Verify the correct account type was used for this service
Confirm the service is an IRS-qualified medical expense
For HSAs, verify the service was not for preventive care (HSA can pay pre-deductible)
Review the account balance and ensure the payment was processed correctly
Regulations and Guidelines to Cite
Citing specific regulations strengthens your appeal and demonstrates you know your rights.
Expert Tip for OA-187 Appeals
HSAs can pay for any IRS-qualified medical expense even before the deductible is met. FSAs are more restrictive — verify eligibility for each service type.
Frequently Asked Questions
What is a OA-187 denial code?
Payment made from a consumer spending account (HRA, FSA, HSA, etc.).

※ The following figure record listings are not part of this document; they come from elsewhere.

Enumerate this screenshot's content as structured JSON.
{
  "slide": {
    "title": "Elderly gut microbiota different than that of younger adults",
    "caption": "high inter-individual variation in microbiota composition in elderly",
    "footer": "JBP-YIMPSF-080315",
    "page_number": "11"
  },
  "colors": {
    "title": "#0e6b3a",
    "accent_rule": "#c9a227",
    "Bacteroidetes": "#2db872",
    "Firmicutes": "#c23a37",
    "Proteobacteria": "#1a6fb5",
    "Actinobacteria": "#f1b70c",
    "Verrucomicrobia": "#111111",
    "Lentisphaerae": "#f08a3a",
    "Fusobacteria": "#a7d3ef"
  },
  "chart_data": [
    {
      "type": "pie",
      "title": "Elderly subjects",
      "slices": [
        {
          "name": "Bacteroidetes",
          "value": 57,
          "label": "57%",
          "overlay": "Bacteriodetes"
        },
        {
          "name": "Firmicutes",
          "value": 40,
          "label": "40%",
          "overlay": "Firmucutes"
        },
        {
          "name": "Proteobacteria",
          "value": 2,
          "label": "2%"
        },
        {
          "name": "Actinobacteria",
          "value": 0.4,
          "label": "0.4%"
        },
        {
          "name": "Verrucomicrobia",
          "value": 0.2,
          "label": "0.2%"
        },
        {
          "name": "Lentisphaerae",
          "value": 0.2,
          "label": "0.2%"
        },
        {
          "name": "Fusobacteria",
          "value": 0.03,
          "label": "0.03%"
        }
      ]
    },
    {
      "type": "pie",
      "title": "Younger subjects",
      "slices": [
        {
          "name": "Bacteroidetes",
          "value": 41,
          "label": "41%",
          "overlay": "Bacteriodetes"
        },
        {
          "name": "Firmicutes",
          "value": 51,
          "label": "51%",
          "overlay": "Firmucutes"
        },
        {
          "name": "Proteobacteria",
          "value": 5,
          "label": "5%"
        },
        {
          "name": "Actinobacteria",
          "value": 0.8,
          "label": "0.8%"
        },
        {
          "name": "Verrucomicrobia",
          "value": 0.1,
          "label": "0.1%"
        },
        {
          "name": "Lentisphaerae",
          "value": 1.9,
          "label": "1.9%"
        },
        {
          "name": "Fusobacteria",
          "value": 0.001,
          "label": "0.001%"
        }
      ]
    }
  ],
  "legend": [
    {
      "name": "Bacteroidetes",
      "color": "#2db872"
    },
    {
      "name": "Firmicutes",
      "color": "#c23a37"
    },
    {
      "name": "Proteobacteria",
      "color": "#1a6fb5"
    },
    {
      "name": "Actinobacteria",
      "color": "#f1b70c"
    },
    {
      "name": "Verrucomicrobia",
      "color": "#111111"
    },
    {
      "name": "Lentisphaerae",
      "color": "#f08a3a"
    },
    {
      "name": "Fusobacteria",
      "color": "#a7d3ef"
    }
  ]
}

Can I appeal a OA-187 denial?
Yes. All insurance denials are appealable. Follow the step-by-step guide above and submit your appeal before the payer's deadline, typically 180 days from the denial date.
What documentation do I need to appeal OA-187?
For a OA-187 denial, you typically need: the original denial letter/EOB, clinical documentation supporting the service, any prior authorization records, and a cover letter citing the relevant regulations listed above. The specific documents depend on why the denial was issued.
How long does a OA-187 appeal take?
Most payers are required to process standard appeals within 30–60 days. Expedited appeals (for urgent care) must be decided within 72 hours. Under ERISA, group health plans must provide an appeal decision within 60 days for pre-service and 60 days for post-service claims.